Some relevant quotes from Scott’s review of Superforecasting are bolded below:

  1. “First of all, is it just luck? After all, if a thousand chimps throw darts at a list of stocks, one of them will hit the next Google, after which we can declare it a “superchimp”. Is that what’s going on here? No. Superforecasters one year tended to remain superforecasters the next. The year-to-year correlation in who was most accurate was 0.65; about 70% of superforecasters in the first year remained superforecasters in the second. This is definitely a real thing.
    1. Could imply that accuracy (in predictionmaking) correlates with consistency. Would need to look into whether there’s a relationship between the consistency of someone’s status as a superforecaster and their consistency with respect to the answer of a particular question, or group of questions
    2. Could also imply that our best method for verifying accuracy is by ascertaining consistency.
    3. Further steps: look into the good judgement project directly, try out some metrics that point at “how close is this question to another related question”, see how this metric varies with accuracy.
  2. “One result is that while poor forecasters tend to give their answers in broad strokes – maybe a 75% chance, or 90%, or so on – superforecasters are more fine-grained. They may say something like “82% chance” – and it’s not just pretentious, Tetlock found that when you rounded them off to the nearest 5 (or 10, or whatever) their accuracy actually decreased significantly. That 2% is actually doing good work.”
    1. This seems to be a different kind of “precision” than the “consistency” that you’re looking for. Maybe it’s worth separating refinement-type precision from reliability-type precision.
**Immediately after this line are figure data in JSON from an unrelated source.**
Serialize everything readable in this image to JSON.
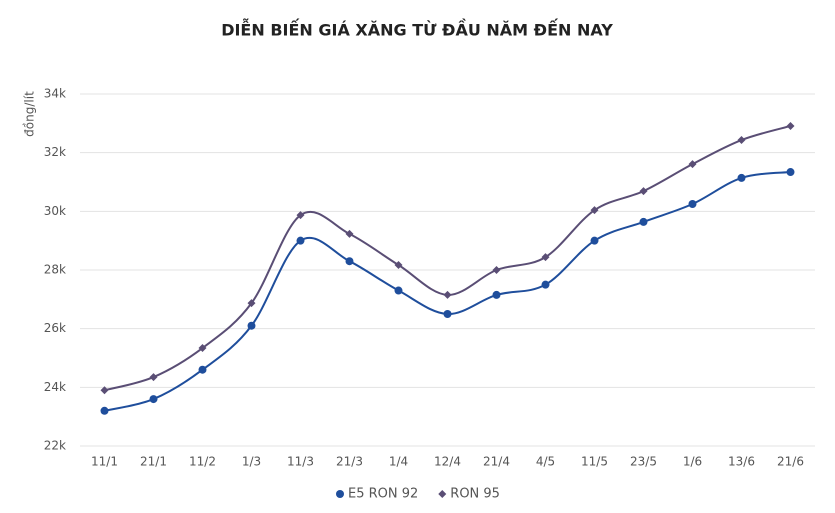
{
  "chart_data": {
    "type": "line",
    "title": "DIỄN BIẾN GIÁ XĂNG TỪ ĐẦU NĂM ĐẾN NAY",
    "y_label": "đồng/lít",
    "categories": [
      "11/1",
      "21/1",
      "11/2",
      "1/3",
      "11/3",
      "21/3",
      "1/4",
      "12/4",
      "21/4",
      "4/5",
      "11/5",
      "23/5",
      "1/6",
      "13/6",
      "21/6"
    ],
    "series": [
      {
        "name": "E5 RON 92",
        "color": "#1f4e9c",
        "marker": "circle",
        "values": [
          23200,
          23600,
          24600,
          26100,
          29000,
          28300,
          27300,
          26500,
          27150,
          27500,
          29000,
          29640,
          30250,
          31140,
          31340
        ]
      },
      {
        "name": "RON 95",
        "color": "#5a4e75",
        "marker": "diamond",
        "values": [
          23900,
          24350,
          25340,
          26870,
          29870,
          29230,
          28170,
          27150,
          28000,
          28440,
          30040,
          30690,
          31610,
          32430,
          32910
        ]
      }
    ],
    "ylim": [
      22000,
      34000
    ],
    "yticks": [
      {
        "value": 22000,
        "label": "22k"
      },
      {
        "value": 24000,
        "label": "24k"
      },
      {
        "value": 26000,
        "label": "26k"
      },
      {
        "value": 28000,
        "label": "28k"
      },
      {
        "value": 30000,
        "label": "30k"
      },
      {
        "value": 32000,
        "label": "32k"
      },
      {
        "value": 34000,
        "label": "34k"
      }
    ],
    "grid": true,
    "legend": "bottom"
  }
}
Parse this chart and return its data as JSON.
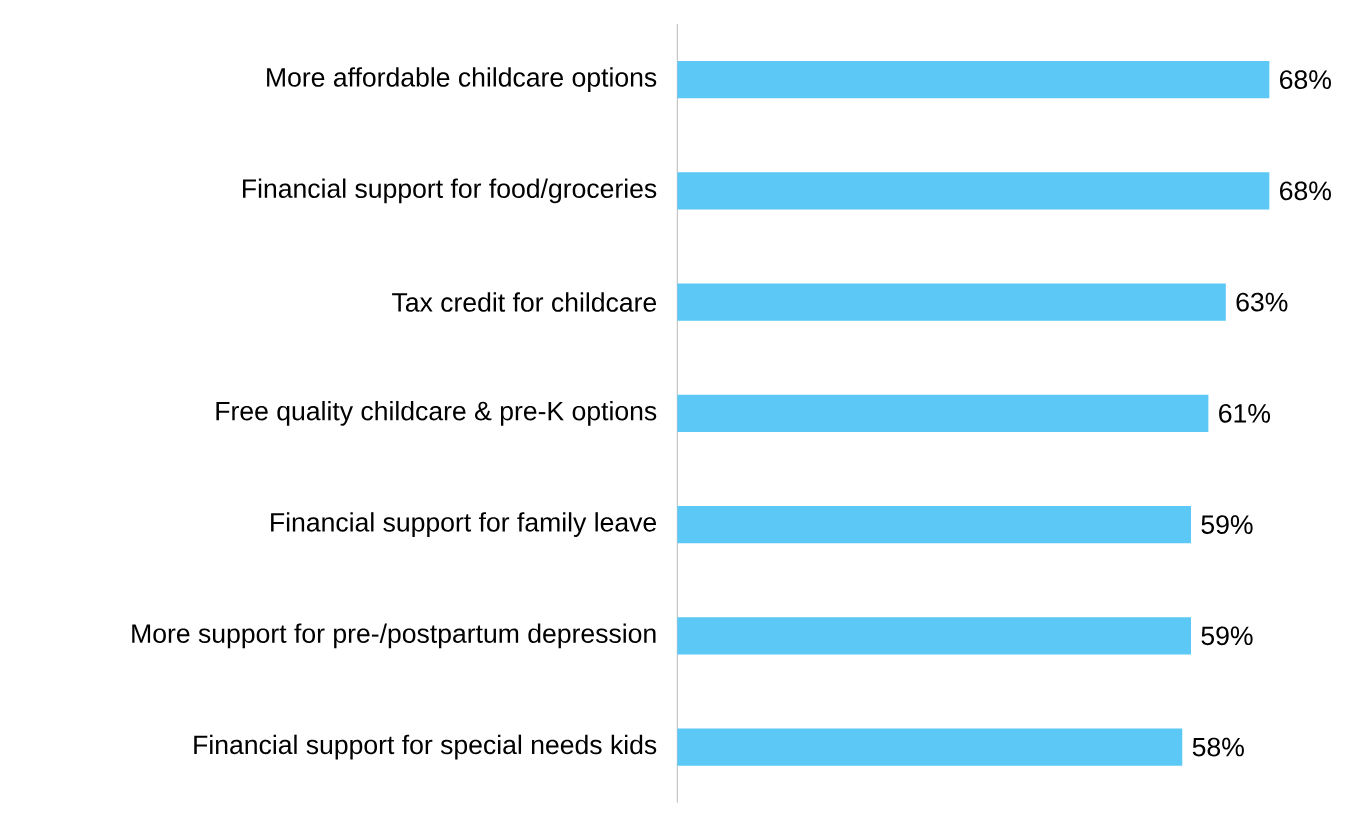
{
  "chart_data": {
    "type": "bar",
    "orientation": "horizontal",
    "categories": [
      "More affordable childcare options",
      "Financial support for food/groceries",
      "Tax credit for childcare",
      "Free quality childcare & pre-K options",
      "Financial support for family leave",
      "More support for pre-/postpartum depression",
      "Financial support for special needs kids"
    ],
    "values": [
      68,
      68,
      63,
      61,
      59,
      59,
      58
    ],
    "value_labels": [
      "68%",
      "68%",
      "63%",
      "61%",
      "59%",
      "59%",
      "58%"
    ],
    "color": "#5bc8f5"
  }
}
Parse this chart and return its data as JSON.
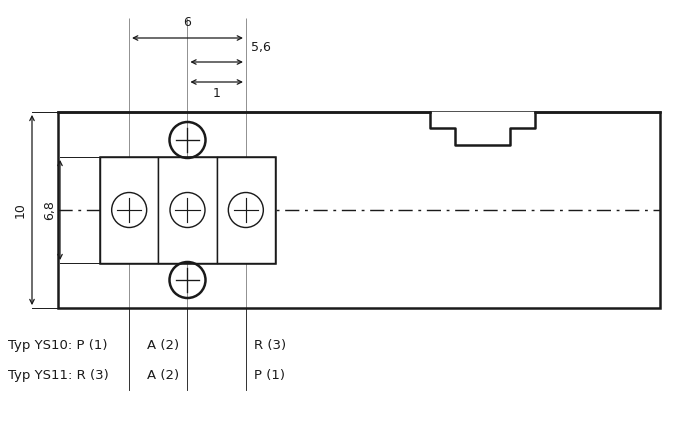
{
  "bg_color": "#ffffff",
  "line_color": "#1a1a1a",
  "text_color": "#1a1a1a",
  "fig_width": 6.94,
  "fig_height": 4.36,
  "dim_6_label": "6",
  "dim_56_label": "5,6",
  "dim_1_label": "1",
  "dim_10_label": "10",
  "dim_68_label": "6,8"
}
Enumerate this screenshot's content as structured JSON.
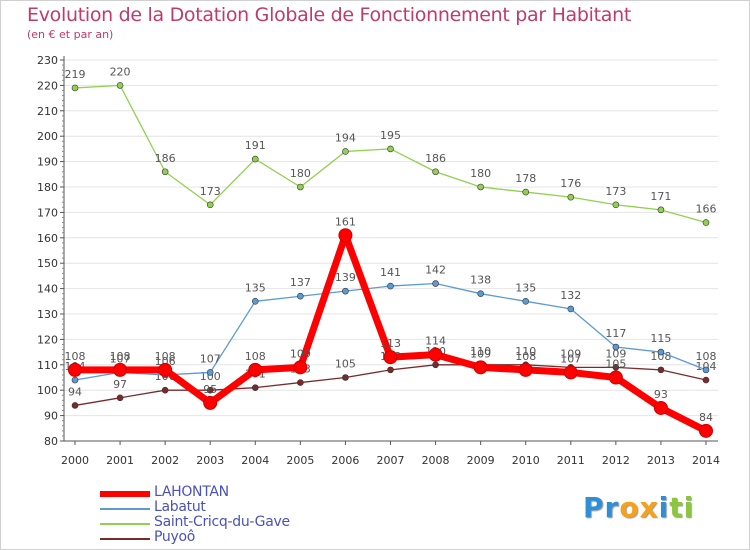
{
  "chart_data": {
    "type": "line",
    "title": "Evolution de la Dotation Globale de Fonctionnement par Habitant",
    "subtitle": "(en € et par an)",
    "xlabel": "",
    "ylabel": "",
    "ylim": [
      80,
      230
    ],
    "yticks": [
      80,
      90,
      100,
      110,
      120,
      130,
      140,
      150,
      160,
      170,
      180,
      190,
      200,
      210,
      220,
      230
    ],
    "categories": [
      "2000",
      "2001",
      "2002",
      "2003",
      "2004",
      "2005",
      "2006",
      "2007",
      "2008",
      "2009",
      "2010",
      "2011",
      "2012",
      "2013",
      "2014"
    ],
    "series": [
      {
        "name": "Puyoô",
        "color": "#7a2a2a",
        "values": [
          94,
          97,
          100,
          100,
          101,
          103,
          105,
          108,
          110,
          110,
          110,
          109,
          109,
          108,
          104
        ]
      },
      {
        "name": "Labatut",
        "color": "#5b9bd5",
        "values": [
          104,
          107,
          106,
          107,
          135,
          137,
          139,
          141,
          142,
          138,
          135,
          132,
          117,
          115,
          108
        ]
      },
      {
        "name": "Saint-Cricq-du-Gave",
        "color": "#92d050",
        "values": [
          219,
          220,
          186,
          173,
          191,
          180,
          194,
          195,
          186,
          180,
          178,
          176,
          173,
          171,
          166
        ]
      },
      {
        "name": "LAHONTAN",
        "color": "#ff0000",
        "values": [
          108,
          108,
          108,
          95,
          108,
          109,
          161,
          113,
          114,
          109,
          108,
          107,
          105,
          93,
          84
        ]
      }
    ],
    "legend": [
      "LAHONTAN",
      "Labatut",
      "Saint-Cricq-du-Gave",
      "Puyoô"
    ],
    "legend_position": "bottom-left",
    "grid": true
  },
  "logo": {
    "text": "Proxiti",
    "letters": [
      "P",
      "r",
      "o",
      "x",
      "i",
      "t",
      "i"
    ],
    "colors": [
      "#2f8fd6",
      "#2f8fd6",
      "#f4a21b",
      "#f4a21b",
      "#2f8fd6",
      "#8cc63f",
      "#8cc63f"
    ]
  }
}
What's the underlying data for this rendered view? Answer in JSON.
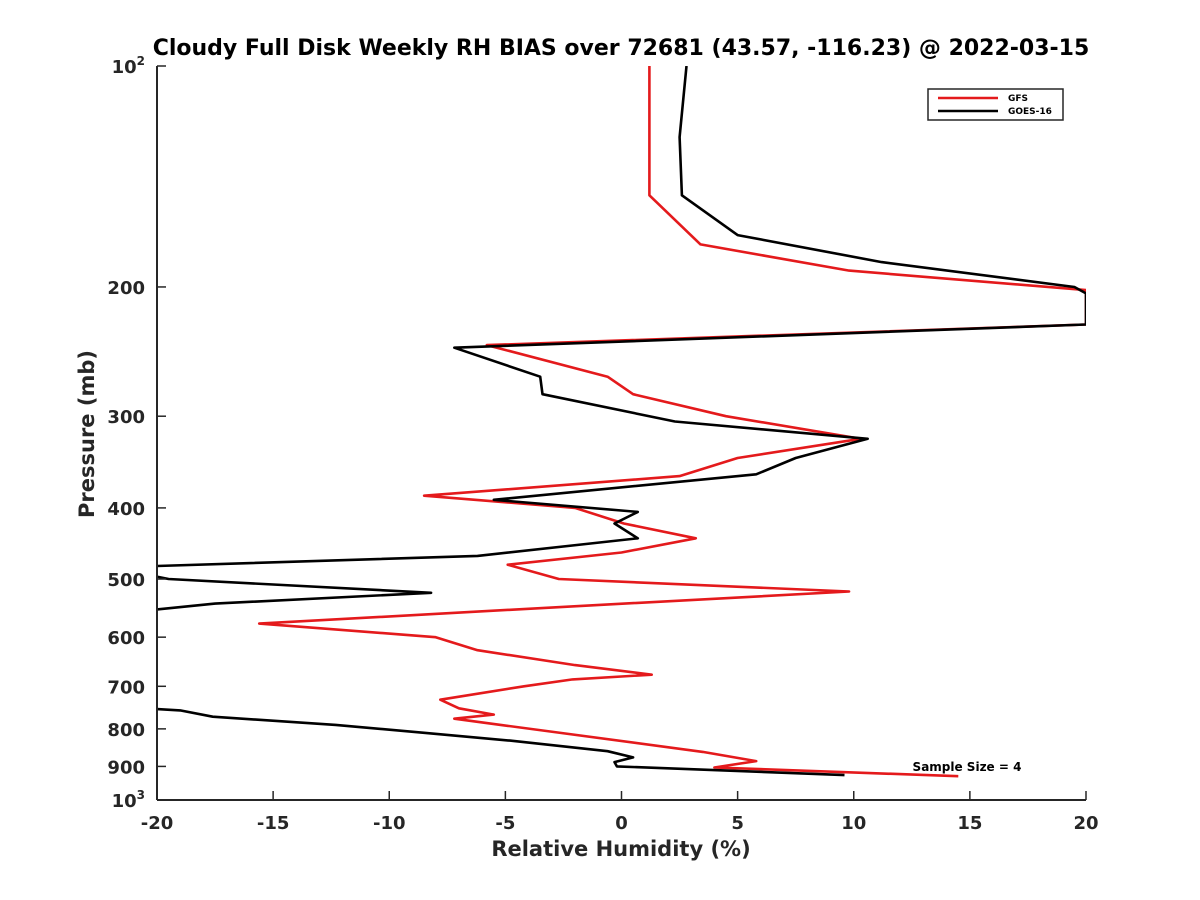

Scott notably reports that IQ, well-informed-ness, and math ability only correlate somewhat with forecasting ability, and that these traits don’t do as good a job of distinguishing superforecasters.

On the other hand, AI Impacts did a review of data from the Good Judgement Project, the project behind Tetlock’s conclusions, that suggests that some of these traits might actually be important -- particularly intelligence. Might be worth looking into the GJP data specifically with this question in mind.